One hopes that with their chance to rewrite history Marco and Mahmoud won't fall out as Foggini and Colonel Mets did over the New Cave nearby (see p.634) a few years ago. All is said to be revealed to journalists and scientists this month, but if the presumed location is where many think it is, the events below may make it bother risky as well as politically complicated.

 

February 4 - Hijack in the Gilf and other bad news

Not much good news to report this week: the Israeli embassy got attacked in Nouakchott which suggests the murder of the French family in December was not a merely to give the Dakar Rally threat some clout. There was another bomb in Algiers, Nigeran rebels vowed to attack the mines at Arlit and Ndjamena looks like it's been over-run by rebels thought to be backed by Sudan.

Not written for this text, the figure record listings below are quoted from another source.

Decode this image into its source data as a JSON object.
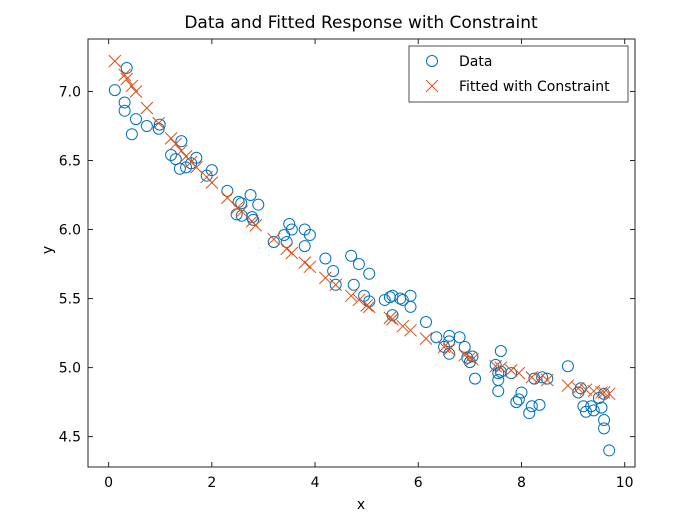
{
  "chart_data": {
    "type": "scatter",
    "title": "Data and Fitted Response with Constraint",
    "xlabel": "x",
    "ylabel": "y",
    "xlim": [
      -0.4,
      10.2
    ],
    "ylim": [
      4.28,
      7.38
    ],
    "xticks": [
      0,
      2,
      4,
      6,
      8,
      10
    ],
    "xtick_labels": [
      "0",
      "2",
      "4",
      "6",
      "8",
      "10"
    ],
    "yticks": [
      4.5,
      5.0,
      5.5,
      6.0,
      6.5,
      7.0
    ],
    "ytick_labels": [
      "4.5",
      "5.0",
      "5.5",
      "6.0",
      "6.5",
      "7.0"
    ],
    "legend_position": "top-right",
    "series": [
      {
        "name": "Data",
        "marker": "circle",
        "color": "#0072BD",
        "x": [
          0.12,
          0.35,
          0.31,
          0.31,
          0.45,
          0.53,
          0.74,
          0.97,
          0.99,
          1.21,
          1.3,
          1.38,
          1.41,
          1.5,
          1.6,
          1.7,
          1.9,
          2.0,
          2.3,
          2.48,
          2.52,
          2.57,
          2.58,
          2.75,
          2.78,
          2.8,
          2.9,
          3.2,
          3.4,
          3.45,
          3.5,
          3.55,
          3.8,
          3.8,
          3.9,
          4.2,
          4.35,
          4.4,
          4.7,
          4.75,
          4.85,
          4.95,
          5.05,
          5.05,
          5.35,
          5.45,
          5.5,
          5.5,
          5.65,
          5.7,
          5.85,
          5.85,
          6.15,
          6.35,
          6.5,
          6.6,
          6.6,
          6.6,
          6.8,
          6.9,
          6.95,
          7.0,
          7.1,
          7.05,
          7.5,
          7.55,
          7.55,
          7.55,
          7.6,
          7.6,
          7.8,
          7.9,
          7.95,
          8.0,
          8.15,
          8.2,
          8.25,
          8.35,
          8.4,
          8.5,
          8.9,
          9.1,
          9.15,
          9.2,
          9.25,
          9.35,
          9.4,
          9.5,
          9.55,
          9.6,
          9.6,
          9.6,
          9.7
        ],
        "y": [
          7.01,
          7.17,
          6.92,
          6.86,
          6.69,
          6.8,
          6.75,
          6.73,
          6.76,
          6.54,
          6.51,
          6.44,
          6.64,
          6.45,
          6.48,
          6.52,
          6.39,
          6.43,
          6.28,
          6.11,
          6.2,
          6.19,
          6.1,
          6.25,
          6.09,
          6.07,
          6.18,
          5.91,
          5.96,
          5.91,
          6.04,
          6.0,
          6.0,
          5.88,
          5.96,
          5.79,
          5.7,
          5.6,
          5.81,
          5.6,
          5.75,
          5.52,
          5.68,
          5.48,
          5.49,
          5.51,
          5.38,
          5.52,
          5.5,
          5.49,
          5.44,
          5.52,
          5.33,
          5.22,
          5.15,
          5.19,
          5.23,
          5.1,
          5.22,
          5.15,
          5.07,
          5.04,
          4.92,
          5.08,
          5.02,
          4.96,
          4.91,
          4.83,
          5.12,
          4.97,
          4.96,
          4.75,
          4.77,
          4.82,
          4.67,
          4.72,
          4.92,
          4.73,
          4.93,
          4.92,
          5.01,
          4.82,
          4.85,
          4.72,
          4.68,
          4.72,
          4.69,
          4.78,
          4.71,
          4.62,
          4.56,
          4.81,
          4.4
        ]
      },
      {
        "name": "Fitted with Constraint",
        "marker": "x",
        "color": "#D95319",
        "x": [
          0.12,
          0.31,
          0.35,
          0.45,
          0.53,
          0.74,
          0.97,
          1.21,
          1.3,
          1.41,
          1.5,
          1.6,
          1.7,
          1.9,
          2.0,
          2.3,
          2.5,
          2.58,
          2.78,
          2.85,
          3.2,
          3.45,
          3.55,
          3.8,
          3.9,
          4.2,
          4.4,
          4.7,
          4.85,
          5.0,
          5.05,
          5.45,
          5.5,
          5.7,
          5.85,
          6.15,
          6.5,
          6.6,
          6.9,
          7.0,
          7.05,
          7.5,
          7.6,
          7.8,
          7.95,
          8.2,
          8.35,
          8.5,
          8.9,
          9.1,
          9.25,
          9.4,
          9.55,
          9.6,
          9.7
        ],
        "y": [
          7.22,
          7.12,
          7.09,
          7.04,
          7.0,
          6.88,
          6.77,
          6.66,
          6.62,
          6.57,
          6.53,
          6.49,
          6.45,
          6.38,
          6.34,
          6.23,
          6.16,
          6.13,
          6.06,
          6.03,
          5.93,
          5.86,
          5.83,
          5.76,
          5.73,
          5.65,
          5.6,
          5.52,
          5.49,
          5.45,
          5.44,
          5.36,
          5.35,
          5.3,
          5.27,
          5.21,
          5.15,
          5.13,
          5.09,
          5.07,
          5.06,
          5.01,
          5.0,
          4.98,
          4.96,
          4.93,
          4.92,
          4.91,
          4.87,
          4.85,
          4.84,
          4.83,
          4.82,
          4.82,
          4.81
        ]
      }
    ]
  }
}
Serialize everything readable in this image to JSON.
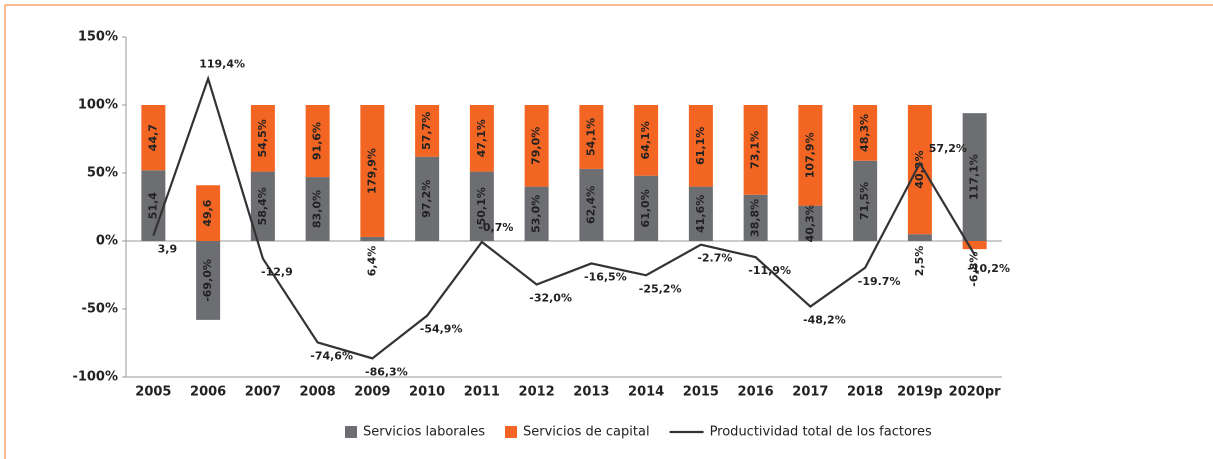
{
  "chart_data": {
    "type": "bar_line",
    "categories": [
      "2005",
      "2006",
      "2007",
      "2008",
      "2009",
      "2010",
      "2011",
      "2012",
      "2013",
      "2014",
      "2015",
      "2016",
      "2017",
      "2018",
      "2019p",
      "2020pr"
    ],
    "ylim": [
      -100,
      150
    ],
    "yticks": [
      {
        "value": -100,
        "label": "-100%"
      },
      {
        "value": -50,
        "label": "-50%"
      },
      {
        "value": 0,
        "label": "0%"
      },
      {
        "value": 50,
        "label": "50%"
      },
      {
        "value": 100,
        "label": "100%"
      },
      {
        "value": 150,
        "label": "150%"
      }
    ],
    "series": [
      {
        "name": "Servicios laborales",
        "color": "#6d6e71",
        "values": [
          52,
          -58,
          51,
          47,
          3,
          62,
          51,
          40,
          53,
          48,
          40,
          34,
          26,
          59,
          5,
          94
        ],
        "bar_labels": [
          "51,4",
          "-69,0%",
          "58,4%",
          "83,0%",
          "6,4%",
          "97,2%",
          "50,1%",
          "53,0%",
          "62,4%",
          "61,0%",
          "41,6%",
          "38,8%",
          "40,3%",
          "71,5%",
          "2,5%",
          "117,1%"
        ]
      },
      {
        "name": "Servicios de capital",
        "color": "#f26522",
        "values": [
          48,
          41,
          49,
          53,
          97,
          38,
          49,
          60,
          47,
          52,
          60,
          66,
          74,
          41,
          95,
          -6
        ],
        "bar_labels": [
          "44,7",
          "49,6",
          "54,5%",
          "91,6%",
          "179,9%",
          "57,7%",
          "47,1%",
          "79,0%",
          "54,1%",
          "64,1%",
          "61,1%",
          "73,1%",
          "107,9%",
          "48,3%",
          "40,3%",
          "-6,8%"
        ]
      },
      {
        "name": "Productividad total de los factores",
        "color": "#333333",
        "line": true,
        "values": [
          3.9,
          119.4,
          -12.9,
          -74.6,
          -86.3,
          -54.9,
          -0.7,
          -32.0,
          -16.5,
          -25.2,
          -2.7,
          -11.9,
          -48.2,
          -19.7,
          57.2,
          -10.2
        ],
        "value_labels": [
          "3,9",
          "119,4%",
          "-12,9",
          "-74,6%",
          "-86,3%",
          "-54,9%",
          "-0,7%",
          "-32,0%",
          "-16,5%",
          "-25,2%",
          "-2.7%",
          "-11,9%",
          "-48,2%",
          "-19.7%",
          "57,2%",
          "-10,2%"
        ]
      }
    ]
  }
}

On the bright side Libya has managed to pass the days without issuing a new restriction on tourism but today I hear that 3 tourist vehicles were stolen at Eight Bells on the eastern edge of the Gilf Kebir plateau in Egypt by over a dozen well-armed 'paramilitary' bandits in two pickups mounted with machine guns and assumed to be from Sudan or Chad. One car (they local driver/guide's?) was left.
This is the first such recorded attack in an extremely remote region where one usually sees no one for weeks. An official permit was present but the mandatory accompanying soldier needed to travel in the Gilf was not (for all the good it would have done). Recently I have heard of local operators offering such semi-official visits into the Gilf, probably because doing so officially takes so long, people want to go there and the chances of getting found out are slim. More speculation here which also now includes a report from one of the individuals (a Brit) involved.